Ein etwas kleiner, runder Tisch auf der Laufstrecke der Bedienung, Hocker, getrocknete Schinken über dem Tresen, die Taverna La Tia Cebolla setzt auf touristisch rustikal in diesem Madrider Viertel, in dem die Restaurants florieren und die Terrassen nur an der Farbe der Stühle zu unterscheiden sind.
Die Speisekarte ist international und mit mehr oder weniger ansprechenden Fotos illustriert, die Mengen sind üppig und die Gerichte wenn auch nicht subtil, so doch gut sättigend. Aber das Vergnügen liegt im Zusammensein beim letzten gemeinsamen Madrider Essen, zumindest was Laetitia, David und seinen Freund Christophe betrifft.
Ein kleiner Spaziergang nach dem Essen muss sein, und Johanna, Nicole, Wolfgang und wir lassen uns ohne Kompass durch die malerischen Gassen der Madrider Altstadt bis zur Plaza Major treiben, wo schon die Weihnachtsmarktbuden Einzug gehalten haben und so den Gesamteindruck des Platzes und den Anblick der wunderschön bemalten Fassaden beeinträchtigen.
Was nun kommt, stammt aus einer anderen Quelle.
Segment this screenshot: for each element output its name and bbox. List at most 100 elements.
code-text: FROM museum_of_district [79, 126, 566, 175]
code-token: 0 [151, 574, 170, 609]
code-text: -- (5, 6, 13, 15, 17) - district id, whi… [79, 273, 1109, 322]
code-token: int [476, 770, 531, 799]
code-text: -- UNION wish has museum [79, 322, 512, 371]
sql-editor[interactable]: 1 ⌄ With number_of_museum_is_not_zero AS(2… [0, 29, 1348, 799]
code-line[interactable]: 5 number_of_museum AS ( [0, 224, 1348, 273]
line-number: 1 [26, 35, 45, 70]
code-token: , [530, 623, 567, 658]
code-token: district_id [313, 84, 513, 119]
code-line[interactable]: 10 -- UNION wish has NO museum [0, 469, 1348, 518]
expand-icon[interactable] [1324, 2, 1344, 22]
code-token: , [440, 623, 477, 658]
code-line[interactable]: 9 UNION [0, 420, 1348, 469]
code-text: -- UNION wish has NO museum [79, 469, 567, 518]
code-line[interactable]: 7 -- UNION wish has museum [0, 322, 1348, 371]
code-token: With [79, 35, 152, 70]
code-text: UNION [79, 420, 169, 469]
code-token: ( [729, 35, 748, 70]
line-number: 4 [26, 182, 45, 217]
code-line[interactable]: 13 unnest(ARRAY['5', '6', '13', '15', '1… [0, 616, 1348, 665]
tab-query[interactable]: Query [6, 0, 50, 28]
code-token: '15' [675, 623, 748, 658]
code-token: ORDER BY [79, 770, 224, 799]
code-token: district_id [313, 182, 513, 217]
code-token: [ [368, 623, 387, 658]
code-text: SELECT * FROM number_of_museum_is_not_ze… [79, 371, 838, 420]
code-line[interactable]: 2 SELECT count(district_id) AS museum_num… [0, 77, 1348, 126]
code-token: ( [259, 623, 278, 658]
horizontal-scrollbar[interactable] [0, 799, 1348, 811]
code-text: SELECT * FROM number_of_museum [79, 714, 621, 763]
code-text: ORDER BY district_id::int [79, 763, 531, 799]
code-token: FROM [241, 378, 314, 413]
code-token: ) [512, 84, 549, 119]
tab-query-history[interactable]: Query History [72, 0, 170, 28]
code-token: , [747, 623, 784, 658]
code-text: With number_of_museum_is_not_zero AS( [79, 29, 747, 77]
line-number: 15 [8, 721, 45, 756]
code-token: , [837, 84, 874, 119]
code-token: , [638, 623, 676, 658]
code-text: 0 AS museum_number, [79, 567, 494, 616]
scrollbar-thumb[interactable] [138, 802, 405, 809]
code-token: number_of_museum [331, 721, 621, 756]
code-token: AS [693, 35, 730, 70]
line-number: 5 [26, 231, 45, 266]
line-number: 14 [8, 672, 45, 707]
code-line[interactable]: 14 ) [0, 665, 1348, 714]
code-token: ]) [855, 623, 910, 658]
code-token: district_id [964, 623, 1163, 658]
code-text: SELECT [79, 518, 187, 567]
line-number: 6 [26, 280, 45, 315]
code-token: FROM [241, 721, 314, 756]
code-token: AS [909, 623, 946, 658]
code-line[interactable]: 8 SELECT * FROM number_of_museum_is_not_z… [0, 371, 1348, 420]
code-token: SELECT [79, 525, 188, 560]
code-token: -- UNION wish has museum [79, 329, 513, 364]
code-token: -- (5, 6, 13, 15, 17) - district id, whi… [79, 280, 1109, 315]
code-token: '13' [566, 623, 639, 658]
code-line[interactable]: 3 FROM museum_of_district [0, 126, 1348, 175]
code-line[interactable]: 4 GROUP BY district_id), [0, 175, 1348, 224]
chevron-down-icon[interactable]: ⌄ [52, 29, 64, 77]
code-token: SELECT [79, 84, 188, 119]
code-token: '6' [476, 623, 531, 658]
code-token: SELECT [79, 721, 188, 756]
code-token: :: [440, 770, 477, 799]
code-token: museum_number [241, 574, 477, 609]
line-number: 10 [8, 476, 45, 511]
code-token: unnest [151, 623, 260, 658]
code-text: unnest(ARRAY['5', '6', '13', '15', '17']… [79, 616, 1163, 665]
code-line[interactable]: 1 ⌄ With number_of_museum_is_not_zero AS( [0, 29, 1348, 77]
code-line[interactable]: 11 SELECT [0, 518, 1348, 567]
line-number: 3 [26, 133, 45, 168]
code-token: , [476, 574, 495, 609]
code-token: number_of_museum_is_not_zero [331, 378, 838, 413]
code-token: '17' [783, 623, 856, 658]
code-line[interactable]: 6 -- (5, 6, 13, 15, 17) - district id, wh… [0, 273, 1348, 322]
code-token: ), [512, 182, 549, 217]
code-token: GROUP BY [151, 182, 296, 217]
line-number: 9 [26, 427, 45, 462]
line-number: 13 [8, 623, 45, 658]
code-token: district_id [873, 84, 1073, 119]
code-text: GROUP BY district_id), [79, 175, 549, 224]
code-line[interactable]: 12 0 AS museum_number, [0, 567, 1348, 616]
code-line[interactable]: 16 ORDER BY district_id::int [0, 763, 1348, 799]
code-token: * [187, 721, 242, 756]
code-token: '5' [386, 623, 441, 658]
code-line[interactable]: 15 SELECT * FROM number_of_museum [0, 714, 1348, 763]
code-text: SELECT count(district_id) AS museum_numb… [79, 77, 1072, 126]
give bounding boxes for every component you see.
Kurze Erholung im Hotel. Wir treffen uns zum Abendessen im trotz seiner Enge fast privat wirkenden Hinterzimmer eines etwas anspruchsvolleren Restaurants, in dem die Preise umgekehrt proportional zur Tellergröße sind. Die Speisekarte ist zwar auf Französisch, aber einige von uns stellen Lücken im eigenen Vokabular fest und fragen sich, was wohl genau eine „Tigermilch“ ist, die in unserer Fantasie eindringliche Bilder hervorruft. Wenn es keine vernünftigen Portionen gibt, sättigt uns eben albernes Gelächter, und zwar ganz ohne Gefahr für einen ausgeglichenen Finanzhaushalt. Mirza und Hicran haben, enttäuscht vom Kleinwuchs ihres Steak Tartare, den Tisch schon verlassen und versuchen ihr Glück anderswo.
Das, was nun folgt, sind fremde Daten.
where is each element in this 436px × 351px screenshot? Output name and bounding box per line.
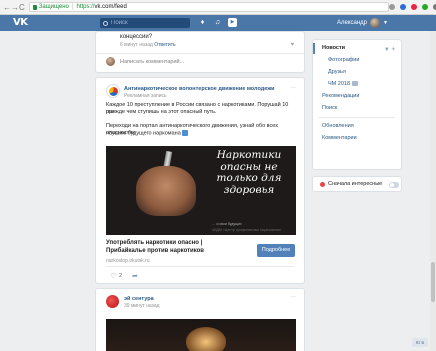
lamp-shape — [186, 327, 226, 351]
menu-item-friends[interactable]: Друзья — [313, 67, 401, 78]
play-icon[interactable]: ▶ — [228, 18, 237, 27]
image-heading-line: Наркотики — [216, 149, 282, 161]
star-icon[interactable] — [388, 4, 395, 10]
comment-time: 6 минут назад — [120, 42, 153, 48]
extension-icon[interactable] — [410, 4, 417, 10]
menu-item-comments[interactable]: Комментарии — [313, 133, 401, 144]
search-icon — [103, 20, 108, 26]
avatar — [106, 57, 115, 66]
menu-item-search[interactable]: Поиск — [313, 103, 401, 114]
bell-icon[interactable]: ♦ — [198, 18, 207, 27]
image-heading-line: здоровья — [223, 183, 275, 196]
fire-icon — [320, 182, 325, 187]
link-url: narkostop.irkutsk.ru — [106, 258, 150, 264]
image-heading: Наркотики опасны не только для здоровья — [204, 149, 294, 196]
address-bar[interactable]: Защищено | https:// vk.com/feed — [28, 2, 389, 12]
corner-badge[interactable]: Ю Б — [412, 338, 428, 347]
divider — [96, 53, 304, 54]
feed-menu: Новости ▼ + Фотографии Друзья ЧМ 2018 Ре… — [312, 39, 402, 170]
comment-meta: 6 минут назад Ответить — [120, 42, 176, 48]
interesting-first-toggle-card: Сначала интересные — [312, 176, 402, 192]
post-author[interactable]: эй сентура — [124, 296, 154, 302]
search-box[interactable] — [100, 18, 190, 28]
search-input[interactable] — [111, 20, 181, 26]
header-icons: ♦ ♫ ▶ — [198, 18, 237, 27]
post-text-line: наушим будущего наркомана — [106, 130, 298, 137]
extension-icon[interactable] — [421, 4, 428, 10]
more-icon[interactable]: ··· — [290, 85, 296, 91]
comment-text: концессии? — [120, 34, 153, 40]
post-image[interactable] — [106, 319, 296, 351]
menu-item-updates[interactable]: Обновления — [313, 121, 401, 132]
share-icon[interactable]: ➦ — [132, 272, 138, 280]
address-separator: | — [71, 4, 74, 10]
post-text-line: прежде чем ступишь на этот опасный путь. — [106, 109, 217, 115]
comment-input[interactable]: Написать комментарий... — [120, 59, 184, 65]
heart-icon[interactable]: ♥ — [290, 42, 294, 48]
secure-label: Защищено — [38, 4, 69, 10]
divider — [319, 117, 395, 118]
user-name: Александр — [337, 20, 368, 26]
music-icon[interactable]: ♫ — [213, 18, 222, 27]
menu-item-news[interactable]: Новости ▼ + — [313, 43, 401, 54]
reload-icon[interactable]: C — [19, 2, 25, 13]
image-heading-line: только для — [216, 172, 282, 184]
menu-item-label: ЧМ 2018 — [328, 81, 351, 87]
post-author[interactable]: Антинаркотическое волонтерское движение … — [124, 86, 275, 92]
back-icon[interactable]: ← — [3, 2, 11, 13]
scrollbar[interactable] — [430, 31, 436, 351]
url-scheme: https:// — [76, 4, 95, 10]
lock-icon — [32, 4, 37, 10]
avatar[interactable] — [106, 295, 119, 308]
user-menu[interactable]: Александр ▼ — [337, 18, 388, 28]
link-title[interactable]: Употреблять наркотики опасно | Прибайкал… — [106, 239, 241, 255]
vk-logo[interactable]: VK — [13, 17, 28, 28]
url-host: vk.com/feed — [94, 4, 127, 10]
arrow-emoji-icon — [182, 130, 189, 136]
post-time: 39 минут назад — [124, 303, 160, 309]
interesting-first-label: Сначала интересные — [328, 181, 383, 187]
ad-post-card: Антинаркотическое волонтерское движение … — [95, 77, 305, 284]
divider — [106, 266, 294, 267]
ad-image[interactable]: Наркотики опасны не только для здоровья … — [106, 146, 296, 235]
avatar — [370, 18, 381, 28]
chevron-down-icon: ▼ — [383, 20, 388, 26]
post-card: эй сентура 39 минут назад ··· — [95, 288, 305, 351]
hand-shape — [136, 166, 196, 216]
heart-icon[interactable]: ♡ — [110, 272, 116, 280]
scrollbar-thumb[interactable] — [431, 262, 435, 302]
site-header: VK ♦ ♫ ▶ Александр ▼ — [0, 15, 436, 31]
community-logo[interactable] — [106, 84, 120, 98]
menu-item-worldcup[interactable]: ЧМ 2018 — [313, 79, 401, 90]
reply-link[interactable]: Ответить — [154, 42, 175, 48]
badge-icon — [352, 81, 359, 87]
menu-item-label: Новости — [322, 45, 346, 51]
post-text-line-part: наушим будущего наркомана — [106, 130, 181, 137]
post-subtitle: Рекламная запись — [124, 93, 167, 99]
more-details-button[interactable]: Подробнее — [257, 244, 295, 257]
like-count: 2 — [119, 273, 123, 279]
image-tagline: … и свои будущих — [212, 222, 242, 226]
extension-icon[interactable] — [399, 4, 406, 10]
more-icon[interactable]: ··· — [290, 294, 296, 300]
forward-icon[interactable]: → — [11, 2, 19, 13]
comment-card: концессии? 6 минут назад Ответить ♥ Напи… — [95, 31, 305, 73]
menu-item-photos[interactable]: Фотографии — [313, 55, 401, 66]
extension-icons — [388, 4, 436, 10]
interesting-first-toggle[interactable] — [389, 182, 399, 188]
image-brand: АВДМ «Центр профилактики наркомании» — [212, 228, 282, 232]
menu-item-recommendations[interactable]: Рекомендации — [313, 91, 401, 102]
browser-toolbar: ← → C Защищено | https:// vk.com/feed — [0, 0, 436, 15]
Heute Abend wollen Dominique und Wolfgang nicht lange bleiben: Sie müssen früh aufstehen, um Zug und Flugzeug zu erreichen. Nicole muss nur die Straße überqueren und ist schon bei ihrer Vermieterin. Trotz unserer schweren Beine und der Müdigkeit dreier Tage haben wir uns noch einen letzten kleinen Nachtspaziergang vorgenommen, und in Begleitung von Johanna gehen wir noch einmal zum Real Jardín Botánico, wo raffinierte Illuminationen in flammenden Farben eine bizarre Landschaft in die Vegetation schneiden.
Im Terminal 1 des Flughafens Bajaras blicken große Glasfenster auf das Rollfeld und eine Hochebenenlandschaft. In Madrid regnet es jetzt und wir warten auf unser Flugzeug.